Kopi pahit Audra sesap perlahan sambil menatap ke jendela di area dapur bersih. Tubuhnya berdiri tegak, sekalipun sesungguhnya dia ingin ambruk menangis saja. Sisa-sisa harga diri, juga ego yang tinggi seolah menggerakkan seluruh otot dalam tubuhnya hingga dia kembali mengenakan topeng dingin yang biasa dia kenakan sebelum dia bertemu suaminya dulu.
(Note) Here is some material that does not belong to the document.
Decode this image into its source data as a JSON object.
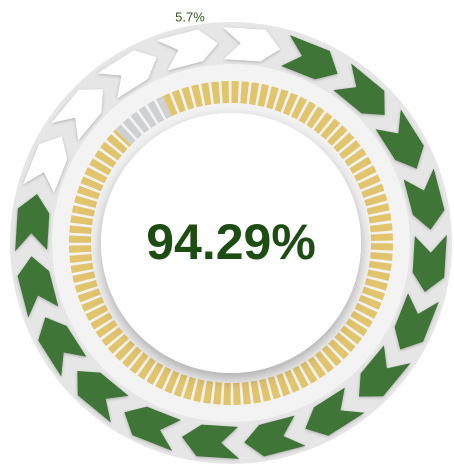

Rumah ini dibeli oleh Evan, suaminya. Tapi dia yang mengisi seluruh perabot di dalamnya. Dia benar-benar menghargai Evan. Suaminya itu datang dari keluarga sederhana. Kedua orangtua Evan bekerja keras agar Evan mendapatkan seluruh pendidikan yang layak dan bisa mewujudkan cita-citanya sebagai pilot. Keinginan Evan terwujud. Pekerjaan Evan adalah salah satu pilot maskapai ternama di negara ini hingga kemudian bertemu dengannya yang sering sekali bepergian. Penghasilan Evan baik, sekalipun itu hanya satu sepersepuluh dari penghasilannya sendiri.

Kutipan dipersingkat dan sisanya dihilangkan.